Bottom Line: At the interface, the reactive astrocytes and the fibroblasts interact to form an organized tissue, the glia limitans.While much attention has been paid to the inhibitory effects of the astrocytic component of the scars on axon regeneration, this review will cover a number of recent studies in which manipulations of the fibroblastic component of the scar by reagents, such as blockers of collagen synthesis have been found to be beneficial for axon regeneration.To what extent these changes in the fibroblasts act via subsequent downstream actions on the astrocytes remains for future investigation.

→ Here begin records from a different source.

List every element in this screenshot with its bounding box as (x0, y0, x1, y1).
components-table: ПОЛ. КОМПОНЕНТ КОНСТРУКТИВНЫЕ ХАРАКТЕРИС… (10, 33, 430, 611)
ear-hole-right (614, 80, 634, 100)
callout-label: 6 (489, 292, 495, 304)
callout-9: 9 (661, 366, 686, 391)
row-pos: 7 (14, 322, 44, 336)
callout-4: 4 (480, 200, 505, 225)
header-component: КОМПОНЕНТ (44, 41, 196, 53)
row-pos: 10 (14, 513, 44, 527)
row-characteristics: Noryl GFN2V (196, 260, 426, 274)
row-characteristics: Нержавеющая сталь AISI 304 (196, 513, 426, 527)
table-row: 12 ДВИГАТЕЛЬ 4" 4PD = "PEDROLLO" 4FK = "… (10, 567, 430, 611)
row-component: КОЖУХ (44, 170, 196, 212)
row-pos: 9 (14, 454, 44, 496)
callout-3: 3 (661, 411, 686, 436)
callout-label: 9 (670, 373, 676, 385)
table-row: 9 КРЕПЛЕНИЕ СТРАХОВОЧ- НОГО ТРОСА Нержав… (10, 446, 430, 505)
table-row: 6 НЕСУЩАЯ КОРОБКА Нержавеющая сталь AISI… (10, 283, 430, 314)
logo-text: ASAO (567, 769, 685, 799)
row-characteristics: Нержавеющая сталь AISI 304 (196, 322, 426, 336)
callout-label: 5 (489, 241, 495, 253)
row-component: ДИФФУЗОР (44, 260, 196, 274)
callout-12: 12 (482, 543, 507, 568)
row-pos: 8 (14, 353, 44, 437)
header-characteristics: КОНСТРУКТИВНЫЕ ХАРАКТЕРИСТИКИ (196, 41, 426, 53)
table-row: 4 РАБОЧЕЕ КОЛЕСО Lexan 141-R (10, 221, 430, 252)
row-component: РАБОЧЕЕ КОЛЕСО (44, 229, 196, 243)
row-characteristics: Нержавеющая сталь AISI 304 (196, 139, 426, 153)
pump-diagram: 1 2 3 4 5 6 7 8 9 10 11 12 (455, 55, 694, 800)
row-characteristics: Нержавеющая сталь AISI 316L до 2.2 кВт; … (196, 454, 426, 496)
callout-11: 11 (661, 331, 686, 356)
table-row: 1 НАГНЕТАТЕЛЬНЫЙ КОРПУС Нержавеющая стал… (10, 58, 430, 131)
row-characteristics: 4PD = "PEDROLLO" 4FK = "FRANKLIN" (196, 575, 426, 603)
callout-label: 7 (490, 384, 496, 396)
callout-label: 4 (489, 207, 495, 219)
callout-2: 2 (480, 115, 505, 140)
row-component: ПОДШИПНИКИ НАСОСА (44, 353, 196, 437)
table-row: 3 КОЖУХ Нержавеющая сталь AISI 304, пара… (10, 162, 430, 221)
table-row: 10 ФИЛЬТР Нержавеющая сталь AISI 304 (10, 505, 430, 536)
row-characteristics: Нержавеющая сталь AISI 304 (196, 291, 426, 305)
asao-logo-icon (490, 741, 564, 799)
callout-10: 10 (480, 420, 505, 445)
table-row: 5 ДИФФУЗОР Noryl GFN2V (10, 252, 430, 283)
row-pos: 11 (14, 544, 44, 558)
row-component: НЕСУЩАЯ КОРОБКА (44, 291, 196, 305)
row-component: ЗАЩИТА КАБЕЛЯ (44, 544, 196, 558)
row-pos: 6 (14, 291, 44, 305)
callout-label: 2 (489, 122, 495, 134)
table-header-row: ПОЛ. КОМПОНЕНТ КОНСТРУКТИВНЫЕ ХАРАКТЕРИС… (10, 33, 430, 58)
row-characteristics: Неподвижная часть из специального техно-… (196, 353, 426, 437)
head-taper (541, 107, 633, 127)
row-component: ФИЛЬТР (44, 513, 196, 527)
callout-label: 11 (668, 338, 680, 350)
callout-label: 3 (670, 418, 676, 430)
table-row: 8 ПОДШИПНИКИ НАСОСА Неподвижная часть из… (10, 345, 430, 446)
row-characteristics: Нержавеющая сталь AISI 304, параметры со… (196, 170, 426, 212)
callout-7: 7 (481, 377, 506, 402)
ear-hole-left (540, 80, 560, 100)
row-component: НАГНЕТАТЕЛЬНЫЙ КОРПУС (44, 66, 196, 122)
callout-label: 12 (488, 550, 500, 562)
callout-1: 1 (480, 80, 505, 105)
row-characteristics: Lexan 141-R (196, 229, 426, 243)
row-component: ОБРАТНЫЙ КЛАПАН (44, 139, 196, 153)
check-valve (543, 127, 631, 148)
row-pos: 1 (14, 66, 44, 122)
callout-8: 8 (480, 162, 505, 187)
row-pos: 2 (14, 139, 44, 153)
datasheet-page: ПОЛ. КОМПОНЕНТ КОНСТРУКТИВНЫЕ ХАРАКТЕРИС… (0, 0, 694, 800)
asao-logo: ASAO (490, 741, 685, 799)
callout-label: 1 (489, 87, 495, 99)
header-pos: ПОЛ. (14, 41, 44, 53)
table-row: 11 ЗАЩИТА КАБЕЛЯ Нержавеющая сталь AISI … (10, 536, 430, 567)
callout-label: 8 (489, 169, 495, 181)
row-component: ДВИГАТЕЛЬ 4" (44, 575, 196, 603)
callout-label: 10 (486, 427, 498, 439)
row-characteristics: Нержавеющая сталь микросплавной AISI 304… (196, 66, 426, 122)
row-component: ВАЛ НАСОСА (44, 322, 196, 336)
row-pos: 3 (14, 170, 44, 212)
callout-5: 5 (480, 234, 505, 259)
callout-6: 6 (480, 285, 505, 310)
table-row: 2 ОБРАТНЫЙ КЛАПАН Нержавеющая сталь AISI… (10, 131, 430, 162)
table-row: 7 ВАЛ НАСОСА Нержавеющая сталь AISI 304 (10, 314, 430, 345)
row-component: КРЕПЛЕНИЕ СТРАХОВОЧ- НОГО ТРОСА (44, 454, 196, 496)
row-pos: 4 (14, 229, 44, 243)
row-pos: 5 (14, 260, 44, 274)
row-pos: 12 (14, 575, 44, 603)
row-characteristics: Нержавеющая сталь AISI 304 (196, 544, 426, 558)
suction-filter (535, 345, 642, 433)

View Article: PubMed Central - PubMed

Affiliation: Laboratory of Neural Regeneration, Tokyo Metropolitan Institute of Medical Science, Setagaya City, Tokyo 156-8506, Japan. kawano-ht@igakuken.or.jp

ABSTRACT
Traumatic damage to the central nervous system (CNS) destroys the blood-brain barrier (BBB) and provokes the invasion of hematogenous cells into the neural tissue. Invading leukocytes, macrophages and lymphocytes secrete various cytokines that induce an inflammatory reaction in the injured CNS and result in local neural degeneration, formation of a cystic cavity and activation of glial cells around the lesion site. As a consequence of these processes, two types of scarring tissue are formed in the lesion site. One is a glial scar that consists in reactive astrocytes, reactive microglia and glial precursor cells. The other is a fibrotic scar formed by fibroblasts, which have invaded the lesion site from adjacent meningeal and perivascular cells. At the interface, the reactive astrocytes and the fibroblasts interact to form an organized tissue, the glia limitans. The astrocytic reaction has a protective role by reconstituting the BBB, preventing neuronal degeneration and limiting the spread of damage. While much attention has been paid to the inhibitory effects of the astrocytic component of the scars on axon regeneration, this review will cover a number of recent studies in which manipulations of the fibroblastic component of the scar by reagents, such as blockers of collagen synthesis have been found to be beneficial for axon regeneration. To what extent these changes in the fibroblasts act via subsequent downstream actions on the astrocytes remains for future investigation.